Trimming them a bit at a time without hitting the quick will result in the quick drawing back and becoming shorter--- and a shorter nail over time.


----------



## Lauri & The Gang (Jun 28, 2001)

Or using a dremel a little bit every day! Trimming the nails pushes the quick back up the nail. Using the dremel a little bit each day will do the same as cutting them and it's easier to take of just a tad using the dremel than the clippers.


----------



## Miss Molly May (Feb 19, 2010)

Wild Wolf said:


> Trimming them a bit at a time without hitting the quick will result in the quick drawing back and becoming shorter--- and a shorter nail over time.


Do I trim a little everyday?


----------



## Miss Molly May (Feb 19, 2010)

Lauri & The Gang said:


> Or using a dremel a little bit every day! Trimming the nails pushes the quick back up the nail. Using the dremel a little bit each day will do the same as cutting them and it's easier to take of just a tad using the dremel than the clippers.


 
Sounds good thank you! I am going to buy a dremel tomorrow!


----------



## marshies (May 18, 2011)

Shirley Chong has a page where she suggests building a large file from sandpaper and wood, and clicker training the dog the file her own nails. Apparently, dogs really enjoy the motion.

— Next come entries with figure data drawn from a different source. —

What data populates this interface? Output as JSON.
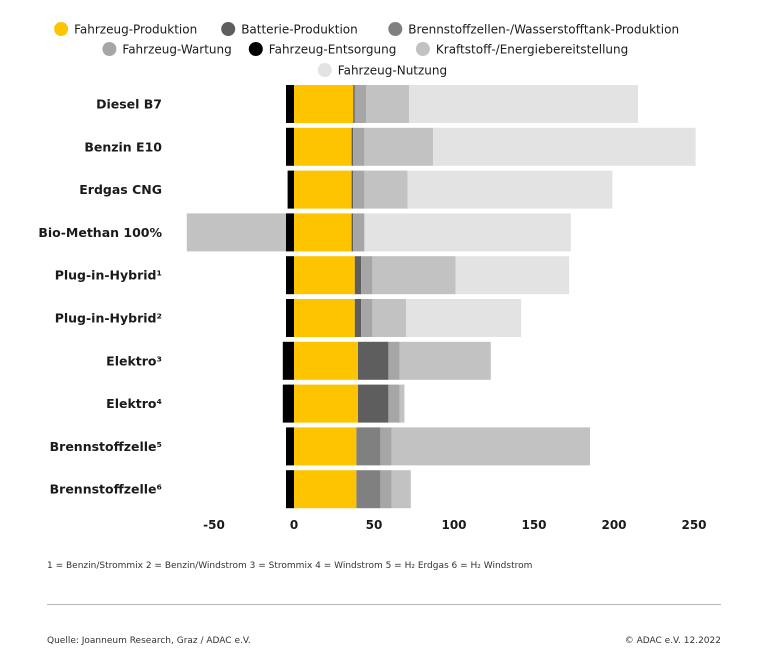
{
  "chart_data": {
    "type": "bar",
    "orientation": "horizontal",
    "stacked": true,
    "categories": [
      "Diesel B7",
      "Benzin E10",
      "Erdgas CNG",
      "Bio-Methan 100%",
      "Plug-in-Hybrid¹",
      "Plug-in-Hybrid²",
      "Elektro³",
      "Elektro⁴",
      "Brennstoffzelle⁵",
      "Brennstoffzelle⁶"
    ],
    "series": [
      {
        "name": "Fahrzeug-Entsorgung",
        "color": "#000000",
        "values": [
          -5,
          -5,
          -4,
          -5,
          -5,
          -5,
          -7,
          -7,
          -5,
          -5
        ]
      },
      {
        "name": "Kraftstoff-/Energiebereitstellung (Gutschrift)",
        "color": "#c2c2c2",
        "values": [
          0,
          0,
          0,
          -62,
          0,
          0,
          0,
          0,
          0,
          0
        ],
        "legend": false
      },
      {
        "name": "Fahrzeug-Produktion",
        "color": "#fec400",
        "values": [
          37,
          36,
          36,
          36,
          38,
          38,
          40,
          40,
          39,
          39
        ]
      },
      {
        "name": "Batterie-Produktion",
        "color": "#5e5e5e",
        "values": [
          1,
          1,
          1,
          1,
          4,
          4,
          19,
          19,
          0,
          0
        ]
      },
      {
        "name": "Brennstoffzellen-/Wasserstofftank-Produktion",
        "color": "#808080",
        "values": [
          0,
          0,
          0,
          0,
          0,
          0,
          0,
          0,
          15,
          15
        ]
      },
      {
        "name": "Fahrzeug-Wartung",
        "color": "#a6a6a6",
        "values": [
          7,
          7,
          7,
          7,
          7,
          7,
          7,
          7,
          7,
          7
        ]
      },
      {
        "name": "Kraftstoff-/Energiebereitstellung",
        "color": "#c2c2c2",
        "values": [
          27,
          43,
          27,
          0,
          52,
          21,
          57,
          3,
          124,
          12
        ]
      },
      {
        "name": "Fahrzeug-Nutzung",
        "color": "#e3e3e3",
        "values": [
          143,
          164,
          128,
          129,
          71,
          72,
          0,
          0,
          0,
          0
        ]
      }
    ],
    "legend": [
      {
        "label": "Fahrzeug-Produktion",
        "color": "#fec400"
      },
      {
        "label": "Batterie-Produktion",
        "color": "#5e5e5e"
      },
      {
        "label": "Brennstoffzellen-/Wasserstofftank-Produktion",
        "color": "#808080"
      },
      {
        "label": "Fahrzeug-Wartung",
        "color": "#a6a6a6"
      },
      {
        "label": "Fahrzeug-Entsorgung",
        "color": "#000000"
      },
      {
        "label": "Kraftstoff-/Energiebereitstellung",
        "color": "#c2c2c2"
      },
      {
        "label": "Fahrzeug-Nutzung",
        "color": "#e3e3e3"
      }
    ],
    "xlim": [
      -62,
      262
    ],
    "xticks": [
      -50,
      0,
      50,
      100,
      150,
      200,
      250
    ],
    "xtick_labels": [
      "-50",
      "0",
      "50",
      "100",
      "150",
      "200",
      "250"
    ],
    "legend_position": "top-center",
    "grid": false
  },
  "footnote": "1 = Benzin/Strommix   2 = Benzin/Windstrom   3 = Strommix   4 = Windstrom   5 = H₂ Erdgas   6 = H₂ Windstrom",
  "source": "Quelle: Joanneum Research, Graz / ADAC e.V.",
  "copyright": "© ADAC e.V. 12.2022"
}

This will save you the time and trouble of doing her nails!


----------



## lorihd (Nov 30, 2011)

i posted a thread a while back about nail trimming. it was suggested that i use dremel, so i purchased it, and boy it makes life so much easier


----------



## Miss Molly May (Feb 19, 2010)

[email protected] said:


> i posted a thread a while back about nail trimming. it was suggested that i use dremel, so i purchased it, and boy it makes life so much easier


what kind of bit do you use (what grid)


----------



## Cassidy's Mom (Mar 30, 2003)

Miss Molly May said:


> what kind of bit do you use (what grid)

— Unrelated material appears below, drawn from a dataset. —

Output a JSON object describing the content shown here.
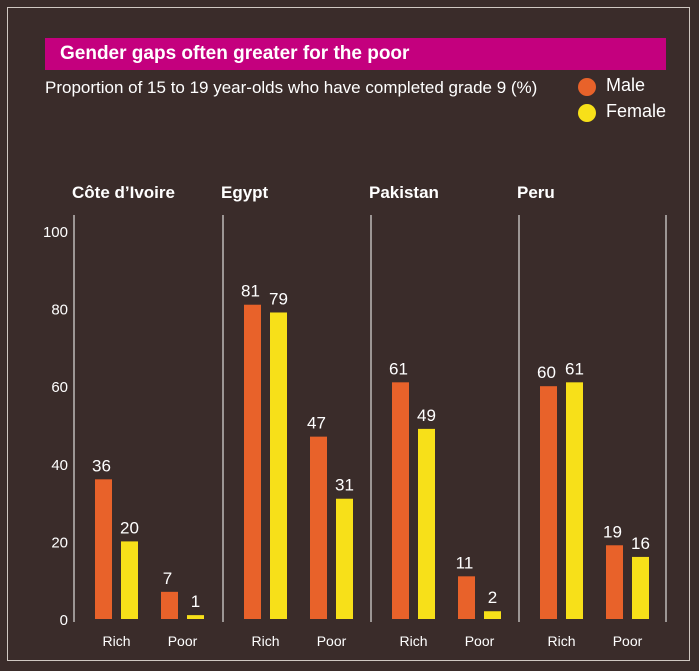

Complete instructions here: How to Dremel Dog Nails @ DoberDawn.com


----------



## gsdheeler (Apr 12, 2010)

It's also a good idea to trim the hair between the pads.


----------



## Verivus (Nov 7, 2010)

Just a warning, but some dogs do not do well with dremels. My little one prefers regular clipping then the dremel, and my GSD thinks it is a toy he must bite.  Clippers work much better and faster in my home. Maybe the dremel will make a comeback when they are older.


----------